The opinion showed up today on NKO, though it still isn't available on NMCCA's web site or LEXIS. (For comparison purposes, ACCA's opinion in United States v. Conliffe is also dated on Halloween; it was up on ACCA's web site on All Saints Day.) I have posted Mendoza on CAAFlog's web site here.
Here's the issue in Mendoza: when an appellate court remands a case for a new CA's action because the original action was ambiguous, must the SJA or legal officer prepare a new 1106 advice and must the defense be given an opportunity to present clemency? Not necessarily, rules NMCCA.
The CA's original action in Petty Officer Mendoza's case stated: "only such of the sentence as provides for reduction to the grade of pay grade E-1, confinement for 90 days, is approved and except for the part of the sentence extending to a bad conduct discharge, will be executed." Five months after the CA took that action, NMCCA sua sponte sent the case back for a new action to resolve the ambiguity concerning whether the CA meant to approve the BCD. Two months later, the CA took a new action. Though NMCCA's opinion doesn't indicate what the CA did in this second action, presumably it made clear that he approved the BCD. When the case returned to the Navy-Marine Corps Court, the appellate defense counsel indicated that he had no issues to present. NMCCA then specified the issue of whether a new 1106 recommendation was required, with service on the accused, before the CA took that action.
NMCCA held:
[W]e decline . . . to establish a per se rule requiring the issuance of a new SJAR/LOR and provision of a new opportunity for the appellant to submit matters in clemency whenever a new convening authority’s action is issued. . . . [W]e conclude that the passage of time and the particular post-trial circumstances of an appellant may in some cases, create a presumption of staleness requiring a new SJAR/LOR and a new opportunity to submit clemency matters.

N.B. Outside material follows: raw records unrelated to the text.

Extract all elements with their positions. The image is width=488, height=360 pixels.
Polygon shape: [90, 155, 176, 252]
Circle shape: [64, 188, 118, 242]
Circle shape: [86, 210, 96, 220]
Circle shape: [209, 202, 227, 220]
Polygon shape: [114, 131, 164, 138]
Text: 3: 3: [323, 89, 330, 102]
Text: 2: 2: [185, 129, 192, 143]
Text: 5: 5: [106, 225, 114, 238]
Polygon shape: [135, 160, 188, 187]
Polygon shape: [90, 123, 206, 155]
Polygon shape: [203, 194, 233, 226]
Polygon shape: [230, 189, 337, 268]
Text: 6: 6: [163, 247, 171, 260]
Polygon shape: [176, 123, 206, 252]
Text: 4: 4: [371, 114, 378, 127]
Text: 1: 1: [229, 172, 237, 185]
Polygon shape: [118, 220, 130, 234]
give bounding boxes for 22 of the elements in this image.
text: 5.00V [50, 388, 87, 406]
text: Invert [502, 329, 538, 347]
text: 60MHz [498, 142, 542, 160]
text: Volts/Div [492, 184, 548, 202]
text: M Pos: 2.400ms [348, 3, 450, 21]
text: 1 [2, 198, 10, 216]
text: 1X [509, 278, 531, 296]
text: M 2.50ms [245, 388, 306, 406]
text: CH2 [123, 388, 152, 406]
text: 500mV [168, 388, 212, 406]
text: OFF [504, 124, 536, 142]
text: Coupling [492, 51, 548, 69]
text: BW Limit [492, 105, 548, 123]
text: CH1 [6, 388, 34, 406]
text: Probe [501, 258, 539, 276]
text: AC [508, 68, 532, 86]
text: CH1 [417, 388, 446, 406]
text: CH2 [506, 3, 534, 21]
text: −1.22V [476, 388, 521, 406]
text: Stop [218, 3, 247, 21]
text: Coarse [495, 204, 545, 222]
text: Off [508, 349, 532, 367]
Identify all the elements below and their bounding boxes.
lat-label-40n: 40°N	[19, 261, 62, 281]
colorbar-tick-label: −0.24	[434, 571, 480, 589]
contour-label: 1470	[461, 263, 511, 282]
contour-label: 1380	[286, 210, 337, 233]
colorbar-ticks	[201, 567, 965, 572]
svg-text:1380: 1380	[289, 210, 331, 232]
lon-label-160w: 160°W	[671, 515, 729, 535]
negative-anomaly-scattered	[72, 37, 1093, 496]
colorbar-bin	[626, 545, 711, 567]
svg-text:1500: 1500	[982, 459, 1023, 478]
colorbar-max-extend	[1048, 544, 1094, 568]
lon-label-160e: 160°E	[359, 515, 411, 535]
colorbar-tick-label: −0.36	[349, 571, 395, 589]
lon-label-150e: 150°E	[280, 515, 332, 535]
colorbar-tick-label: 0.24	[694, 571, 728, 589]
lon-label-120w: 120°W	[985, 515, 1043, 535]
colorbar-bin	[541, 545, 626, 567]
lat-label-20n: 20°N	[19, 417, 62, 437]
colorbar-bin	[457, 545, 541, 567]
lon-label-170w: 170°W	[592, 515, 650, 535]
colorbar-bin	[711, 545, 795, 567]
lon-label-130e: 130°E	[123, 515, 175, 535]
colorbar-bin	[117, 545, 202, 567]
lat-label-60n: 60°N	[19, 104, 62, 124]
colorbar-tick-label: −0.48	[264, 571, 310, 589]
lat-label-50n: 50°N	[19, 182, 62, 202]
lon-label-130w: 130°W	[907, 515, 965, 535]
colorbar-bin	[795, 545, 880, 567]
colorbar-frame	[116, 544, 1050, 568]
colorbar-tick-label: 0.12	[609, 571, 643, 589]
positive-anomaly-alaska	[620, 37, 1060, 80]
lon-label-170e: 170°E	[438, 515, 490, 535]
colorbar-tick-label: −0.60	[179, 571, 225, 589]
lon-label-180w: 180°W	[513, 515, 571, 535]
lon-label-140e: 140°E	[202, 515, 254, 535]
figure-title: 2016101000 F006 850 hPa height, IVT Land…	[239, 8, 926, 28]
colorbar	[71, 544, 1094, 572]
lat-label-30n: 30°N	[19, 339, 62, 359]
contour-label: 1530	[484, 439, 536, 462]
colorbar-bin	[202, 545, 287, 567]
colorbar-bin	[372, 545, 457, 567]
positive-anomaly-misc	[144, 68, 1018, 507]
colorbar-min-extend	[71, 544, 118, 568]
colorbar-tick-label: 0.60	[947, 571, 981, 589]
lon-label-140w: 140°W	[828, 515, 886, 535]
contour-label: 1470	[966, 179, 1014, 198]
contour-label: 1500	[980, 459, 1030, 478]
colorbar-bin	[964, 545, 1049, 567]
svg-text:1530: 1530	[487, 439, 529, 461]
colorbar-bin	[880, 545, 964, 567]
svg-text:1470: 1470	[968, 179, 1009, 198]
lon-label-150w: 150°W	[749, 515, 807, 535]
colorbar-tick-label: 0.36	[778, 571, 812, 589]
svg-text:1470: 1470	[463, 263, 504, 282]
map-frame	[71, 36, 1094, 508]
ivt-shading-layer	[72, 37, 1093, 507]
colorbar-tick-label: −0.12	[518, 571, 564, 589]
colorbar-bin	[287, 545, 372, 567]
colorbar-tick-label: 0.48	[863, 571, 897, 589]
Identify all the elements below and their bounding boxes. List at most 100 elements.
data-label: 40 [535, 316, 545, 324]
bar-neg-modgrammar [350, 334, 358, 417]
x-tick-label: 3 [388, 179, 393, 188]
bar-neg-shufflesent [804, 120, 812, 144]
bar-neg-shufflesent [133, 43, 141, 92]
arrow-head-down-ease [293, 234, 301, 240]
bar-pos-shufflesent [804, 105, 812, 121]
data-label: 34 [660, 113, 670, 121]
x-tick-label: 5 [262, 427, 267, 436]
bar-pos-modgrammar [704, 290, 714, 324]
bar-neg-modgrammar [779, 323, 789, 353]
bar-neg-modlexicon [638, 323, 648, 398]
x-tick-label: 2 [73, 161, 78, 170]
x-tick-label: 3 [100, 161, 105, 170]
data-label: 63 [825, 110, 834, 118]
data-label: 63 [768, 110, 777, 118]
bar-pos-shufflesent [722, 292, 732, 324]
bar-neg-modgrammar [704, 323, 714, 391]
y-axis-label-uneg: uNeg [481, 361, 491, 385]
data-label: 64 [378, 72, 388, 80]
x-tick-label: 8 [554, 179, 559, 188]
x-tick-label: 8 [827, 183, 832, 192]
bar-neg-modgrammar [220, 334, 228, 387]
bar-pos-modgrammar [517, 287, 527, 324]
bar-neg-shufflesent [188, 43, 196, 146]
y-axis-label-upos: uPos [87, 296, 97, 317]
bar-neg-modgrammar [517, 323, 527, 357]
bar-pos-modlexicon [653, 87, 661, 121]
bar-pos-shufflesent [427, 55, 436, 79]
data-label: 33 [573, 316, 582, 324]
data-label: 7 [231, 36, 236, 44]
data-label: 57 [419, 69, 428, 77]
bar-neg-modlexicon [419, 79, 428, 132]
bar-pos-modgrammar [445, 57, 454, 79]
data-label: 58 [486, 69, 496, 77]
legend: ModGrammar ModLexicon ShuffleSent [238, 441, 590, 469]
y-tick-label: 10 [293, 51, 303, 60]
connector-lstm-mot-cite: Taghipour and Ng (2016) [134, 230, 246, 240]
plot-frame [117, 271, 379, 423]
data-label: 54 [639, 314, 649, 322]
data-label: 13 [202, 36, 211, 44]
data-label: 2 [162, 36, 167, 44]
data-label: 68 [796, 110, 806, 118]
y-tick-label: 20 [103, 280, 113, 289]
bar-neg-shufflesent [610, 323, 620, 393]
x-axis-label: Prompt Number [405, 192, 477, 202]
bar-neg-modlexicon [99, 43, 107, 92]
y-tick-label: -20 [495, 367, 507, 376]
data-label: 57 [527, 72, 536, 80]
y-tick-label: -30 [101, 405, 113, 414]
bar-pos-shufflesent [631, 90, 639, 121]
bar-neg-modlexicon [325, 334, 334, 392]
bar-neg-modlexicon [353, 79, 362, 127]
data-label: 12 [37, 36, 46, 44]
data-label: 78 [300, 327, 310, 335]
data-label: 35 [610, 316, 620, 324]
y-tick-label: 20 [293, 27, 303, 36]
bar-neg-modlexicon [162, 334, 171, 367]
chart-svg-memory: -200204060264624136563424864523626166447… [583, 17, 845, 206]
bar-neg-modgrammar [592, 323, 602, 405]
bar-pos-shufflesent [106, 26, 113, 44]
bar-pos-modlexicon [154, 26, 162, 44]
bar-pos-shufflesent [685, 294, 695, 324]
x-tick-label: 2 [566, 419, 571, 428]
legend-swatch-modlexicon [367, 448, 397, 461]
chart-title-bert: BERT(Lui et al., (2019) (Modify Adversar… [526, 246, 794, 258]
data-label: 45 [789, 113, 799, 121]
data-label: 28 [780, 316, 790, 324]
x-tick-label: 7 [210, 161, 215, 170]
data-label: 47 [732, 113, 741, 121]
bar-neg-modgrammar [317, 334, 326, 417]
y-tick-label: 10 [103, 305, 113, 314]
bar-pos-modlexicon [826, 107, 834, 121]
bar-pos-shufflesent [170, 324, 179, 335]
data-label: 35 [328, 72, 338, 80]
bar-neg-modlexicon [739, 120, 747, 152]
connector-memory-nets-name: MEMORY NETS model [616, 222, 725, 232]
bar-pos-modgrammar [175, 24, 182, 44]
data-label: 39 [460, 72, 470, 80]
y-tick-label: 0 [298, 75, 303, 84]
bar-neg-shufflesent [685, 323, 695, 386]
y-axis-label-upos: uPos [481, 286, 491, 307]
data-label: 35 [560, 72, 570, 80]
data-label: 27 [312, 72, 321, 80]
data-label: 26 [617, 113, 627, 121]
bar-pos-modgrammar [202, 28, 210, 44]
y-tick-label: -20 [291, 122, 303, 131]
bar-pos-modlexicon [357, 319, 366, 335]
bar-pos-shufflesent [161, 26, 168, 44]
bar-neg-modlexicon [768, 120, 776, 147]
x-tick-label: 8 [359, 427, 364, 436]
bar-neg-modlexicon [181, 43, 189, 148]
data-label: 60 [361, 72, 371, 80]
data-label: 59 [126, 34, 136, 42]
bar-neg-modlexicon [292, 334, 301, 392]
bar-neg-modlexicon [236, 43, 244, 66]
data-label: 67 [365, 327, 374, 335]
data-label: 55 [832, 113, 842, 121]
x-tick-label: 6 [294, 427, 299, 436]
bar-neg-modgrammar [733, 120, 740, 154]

Mendoza, No. NMCCA 200602353, slip op. at 3.
But here's where things get tricky. NMCCA provides: "The passage of time, standing alone, will not raise a presumption of staleness. To raise the presumption, the appellant must submit some evidence of his changed circumstances and assert what, if any, material he would have provided to the convening authority if given a new opportunity." Id. But, of course, that is an entirely post-hoc standard. Before taking the action, how is an SJA or CA to know whether the accused would or wouldn't submit new matter if the defense is never given an opportunity to do so? After Mendoza, any reasonable SJA advising a CA upon remand will prepare a new 1106 action and serve it on the defense to avoid the case returning for a third CA's action. And surely that is what NMCCA intended -- to make that the default practice while declining to automatically grant relief to an accused if the SJA or legal officer fails to follow that prudent course. Indeed, NMCCA expressly observed:
[W]e also urge staff judge advocates and convening authorities to carefully consider whether the passage of time could have affected the appellant’s circumstances such that a failure to issue a new SJAR/LOR and provide the appellant a new opportunity to present clemency matters would “undermine the purpose of R.C.M. 1106.” [United States v. Lawhorn, No. NMCCA 200600128, slip op. at 12, 2007 CCA LEXIS 195 (N-M. Ct. Crim. App. June 20, 2007).] In such cases, the issuance of a new SJAR/LOR and provision of an opportunity to submit additional clemency matters may be a prudent course of action.
Mendoza, No. NMCCA 200602353, slip op. at 3.
1 comment:
I guess the distinction in my mind is between remanding for a "new" CA action and remanding so the CA can clarify what the old CA action intended. Under the latter scenario, there's no need for additional SJARs and clemency because the purpose of remand is to clarify what the CA meant to do at a defined point in the past based on the old SJAR and old clemency matters.